According to Visual Arts Coordinator and Art Teacher Kathy Stewart, the reasons for the shared community undertaking are many: “It promotes great, creative habits of mind.  It’s good for the soul, helps to calm a chattering, busy mind, and honors the many artists in our community.  It helps us to build observation skills by slowing down and really noticing the world around us, and it’s fun to try something new.”

“The idea comes from a book that I’m reading, Art Before Breakfast by Danny Gregory,” explains Kathy. “As artists, drawing each day helps us to establish a positive creative habit – practice makes you a better artist.  It is taking time for yourself to do something that you enjoy.”
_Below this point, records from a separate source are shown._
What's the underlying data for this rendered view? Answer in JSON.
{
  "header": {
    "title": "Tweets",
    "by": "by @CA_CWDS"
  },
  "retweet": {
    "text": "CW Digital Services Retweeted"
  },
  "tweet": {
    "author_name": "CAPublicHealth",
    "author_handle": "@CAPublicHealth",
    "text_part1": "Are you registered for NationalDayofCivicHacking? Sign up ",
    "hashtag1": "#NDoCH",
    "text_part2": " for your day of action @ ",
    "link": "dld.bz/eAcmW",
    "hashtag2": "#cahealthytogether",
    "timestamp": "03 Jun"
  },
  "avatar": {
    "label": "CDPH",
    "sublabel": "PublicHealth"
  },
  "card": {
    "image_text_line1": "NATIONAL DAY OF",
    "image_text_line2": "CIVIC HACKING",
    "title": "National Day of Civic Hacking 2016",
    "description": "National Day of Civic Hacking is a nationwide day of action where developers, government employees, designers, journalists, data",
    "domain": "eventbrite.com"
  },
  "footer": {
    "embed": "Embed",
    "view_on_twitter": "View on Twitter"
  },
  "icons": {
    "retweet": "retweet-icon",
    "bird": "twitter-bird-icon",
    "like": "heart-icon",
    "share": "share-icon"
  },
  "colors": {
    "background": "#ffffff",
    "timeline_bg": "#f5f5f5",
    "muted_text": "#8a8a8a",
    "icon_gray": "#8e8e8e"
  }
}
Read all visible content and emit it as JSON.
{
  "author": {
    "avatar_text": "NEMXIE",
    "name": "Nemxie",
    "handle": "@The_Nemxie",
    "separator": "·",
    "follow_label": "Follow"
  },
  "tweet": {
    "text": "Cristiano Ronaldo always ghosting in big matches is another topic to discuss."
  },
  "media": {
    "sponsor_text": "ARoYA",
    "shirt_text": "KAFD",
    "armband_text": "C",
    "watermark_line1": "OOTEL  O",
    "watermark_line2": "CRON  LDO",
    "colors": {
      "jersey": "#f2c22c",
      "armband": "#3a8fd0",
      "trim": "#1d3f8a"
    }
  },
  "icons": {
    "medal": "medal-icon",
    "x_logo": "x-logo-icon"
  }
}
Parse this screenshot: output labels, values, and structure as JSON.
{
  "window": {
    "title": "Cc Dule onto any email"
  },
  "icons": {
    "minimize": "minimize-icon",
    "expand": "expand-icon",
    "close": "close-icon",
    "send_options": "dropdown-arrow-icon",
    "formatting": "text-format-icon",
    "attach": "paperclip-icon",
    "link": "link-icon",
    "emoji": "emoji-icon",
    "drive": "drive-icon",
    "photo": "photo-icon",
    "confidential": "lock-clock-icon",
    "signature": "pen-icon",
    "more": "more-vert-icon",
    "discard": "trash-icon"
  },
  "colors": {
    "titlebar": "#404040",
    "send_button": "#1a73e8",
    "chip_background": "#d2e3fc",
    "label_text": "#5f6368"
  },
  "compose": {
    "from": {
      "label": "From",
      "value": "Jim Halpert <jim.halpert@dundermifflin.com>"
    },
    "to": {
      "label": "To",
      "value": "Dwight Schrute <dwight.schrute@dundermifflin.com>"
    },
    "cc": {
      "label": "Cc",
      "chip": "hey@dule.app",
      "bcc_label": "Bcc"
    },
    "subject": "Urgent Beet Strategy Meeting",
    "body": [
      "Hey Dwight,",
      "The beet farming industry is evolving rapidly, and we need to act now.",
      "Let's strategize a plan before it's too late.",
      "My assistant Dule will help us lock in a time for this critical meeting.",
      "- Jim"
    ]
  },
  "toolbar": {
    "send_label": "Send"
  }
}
Need some inspiration? Look to This Week at Brookwood, where Kathy shares weekly thoughts, sketch ideas and prompts. Some of her ideas so far have included:

Do a sketch of the ultimate tree house;
Design a three-tiered birthday cake for your pet;
Create a stylish spacesuit for your first trip to Mars;
Show your little one how to draw something or have them show you how to draw something;
Do a drawing using one continuous line;
Draw with your other hand;
Draw to music with your eyes closed;
Illustrate a poem or book;
Sketch a loved one.

For more inspiration, Kathy suggests these websites and books:

dannygregorysblog.com
craftwhack.com/20-drawing-ideas-kids/
Tangle Art and Drawing Games for Kids, by Jeanette Nyberg
Art Before Breakfast, by Danny Gregory

Be sure to stop and enjoy some of the work that’s being created and displayed on the 30 Drawings bulletin board in the lobby across from the Faculty Room.